Spiritual Beggars – Return to Zero(*)
Eigentlich ein klarer Fall für die kratzerbedingt aus der Rille springende Plattennadel, denn die Spiritual Beggars aus Schweden hören sich an wie direkt aus den haarigsten 70er-Jahren in die Gegenwart gebeamt. Dazu mischen sie eine dicke Portion der frühen Black Sabbath und Deep Purple zusammen, rühren die Asche von Jimi Hendrix und Kyuss dazu, schmecken das Ganze mit allerfeinstem Hammondgeorgele ab, erhitzen das Gebräu im Steinkessel der Marke Heavyrock und schmieren das Resultat blutjungen Flowerpower-Girlies ins Haar. Ich mag das Nebenprojekt von Arch Enemy-Riffer Michael Amott schon seit seinem ’98er Output MantraI III. Der mittlerweile dritte Sänger mit dem Namen Apollo Papathanasio hört sich zudem stellenweise wie der junge David Coverdale an, wenn man ihn mit seiner weißen Schlange zu lange alleine lässt. Passt.

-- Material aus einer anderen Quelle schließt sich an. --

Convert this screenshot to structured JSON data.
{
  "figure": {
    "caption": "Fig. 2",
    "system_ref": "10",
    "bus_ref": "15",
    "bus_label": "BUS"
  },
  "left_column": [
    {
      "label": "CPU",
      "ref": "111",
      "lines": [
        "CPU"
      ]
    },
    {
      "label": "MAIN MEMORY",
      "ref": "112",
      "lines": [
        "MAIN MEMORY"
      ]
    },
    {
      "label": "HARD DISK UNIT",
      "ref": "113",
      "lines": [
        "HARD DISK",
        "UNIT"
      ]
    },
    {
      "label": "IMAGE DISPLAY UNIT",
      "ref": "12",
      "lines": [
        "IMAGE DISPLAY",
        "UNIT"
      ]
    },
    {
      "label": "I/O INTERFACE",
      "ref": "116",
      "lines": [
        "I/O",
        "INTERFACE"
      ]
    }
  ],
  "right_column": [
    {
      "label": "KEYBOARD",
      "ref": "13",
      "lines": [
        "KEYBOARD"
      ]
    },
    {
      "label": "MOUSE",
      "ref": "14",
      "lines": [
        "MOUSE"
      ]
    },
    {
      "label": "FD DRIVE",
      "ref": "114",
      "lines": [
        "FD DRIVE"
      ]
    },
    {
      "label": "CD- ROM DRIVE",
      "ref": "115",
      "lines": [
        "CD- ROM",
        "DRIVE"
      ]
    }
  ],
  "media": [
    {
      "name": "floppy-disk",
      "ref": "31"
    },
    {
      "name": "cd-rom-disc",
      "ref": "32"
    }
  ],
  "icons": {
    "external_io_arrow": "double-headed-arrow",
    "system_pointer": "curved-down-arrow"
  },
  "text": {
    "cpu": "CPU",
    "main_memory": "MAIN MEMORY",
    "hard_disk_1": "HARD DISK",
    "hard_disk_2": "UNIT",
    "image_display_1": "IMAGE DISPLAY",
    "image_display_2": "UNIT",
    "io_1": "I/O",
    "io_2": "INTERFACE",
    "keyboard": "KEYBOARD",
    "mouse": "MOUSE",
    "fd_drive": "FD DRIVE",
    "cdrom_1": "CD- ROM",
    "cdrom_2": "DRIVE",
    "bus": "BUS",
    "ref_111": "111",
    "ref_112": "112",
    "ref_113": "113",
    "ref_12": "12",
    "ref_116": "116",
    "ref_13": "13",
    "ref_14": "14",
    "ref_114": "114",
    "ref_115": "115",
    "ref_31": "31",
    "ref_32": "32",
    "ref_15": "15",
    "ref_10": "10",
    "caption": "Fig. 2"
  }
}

Young Rebel Set – Young Rebel Set(*)
Großartige Bands müssen keine CD mit 10 Songs vollmachen; es genügt oft einfach eine EP oder eine digitale Single, das werden Carsten und Andrea sicherlich bestätigen können. Auch Young Rebel Set aus dem britischen Stockton-on-Tees hatten bisher die Angewohnheit, nur Singles zu veröffentlichen, nun gibt es allerdings eine 8 Tracks umfassende Kompilation ihrer Songs als Download bzw. Vinyl-LP. Musikalisch wird feinster Folk Brit Rock mit Einflüssen diverser Country-, Rock- und Punk-Heroen geboten: da gibt Johnny Cash schon mal den Takt vor, Bruce Springsteen haut in die Saiten, irgendwo in einer Ecke nölt Bob Dylan kurz über die Mundharmonika, während The Clash und The Pogues entspannt mit einem Pint in der Hand und drei im Kopf die Füße zum Rhythmus schlackern lassen. Ich hatte bisher nur die Single mit dem Indie-Hit „If I Was“, die mich schon so überzeugen konnte, dass ich direkt bei dieser EP zugeschlagen habe. Neben den fantastischen Mumford & Sons derzeit meine liebste Folktruppe. Auch weil beide gerne mal ein „fuck“ in ihre Songs einschmuggeln.
Zum Schluss die Rosinenpick-Abteilung:
Achtung, Achtung! Rockmusik-Kritiker, die etwas auf sich halten und zur hipp-elitären Szene gehören wollen, dürfen Bands, die eine gewisse Bekanntheit bzw. Erfolg erreicht haben, keinesfalls mehr gut finden.
Natürlich hat mich dieses Rundschreiben wie üblich nicht erreicht, weshalb ich Disturbed und The Killers weiterhin die Treue halte. Disturbed alleine schon wegen Sänger David Draiman und seinem Gesangsstil. Besonders sein herzhaftes „RRROOAR“, das ich nur hinkriege, wenn mir ein fest sitzender Schleimpfropf in der Kehle sitzt, hat es mir angetan. Ansonsten bietet „Asylum“ die bekannte Mischung, die im Gegensatz zu etwa „Ten Thousand Fists“ allerdings ein paar Leerläufer aufweist. Songs wie der Titeltrack, „Never Again“, „Crucified“ oder „Another Way To Die“ werden mich aber noch lange auf meiner Playlist erfreuen. Die Coverversion von U2s „I Still Haven’t Found What I’m Looking For“ wird es dorthin allerdings nicht schaffen.
Das erste Soloalbum des Killers-Sängers Brandon Flowers hat ebenfalls großartige Momente, im Gegenzug allerdings auch ein paar Nummern, bei denen man ein „Junge, nee, komm, lass stecken oder pack es halt auf die B-Seite der dritten Single für Japan“ ausrufen möchte. Ich mag die Stimme, ich mag die Stimmung der Songs und die ersten vier Tracks gehen auch wunderbar rein. Danach noch die Single „Crossfire“, das countrygeschwängerte „The Clock Was Tickin’“ und fertig ist mein diesjähriger Besuch in Las Vegas.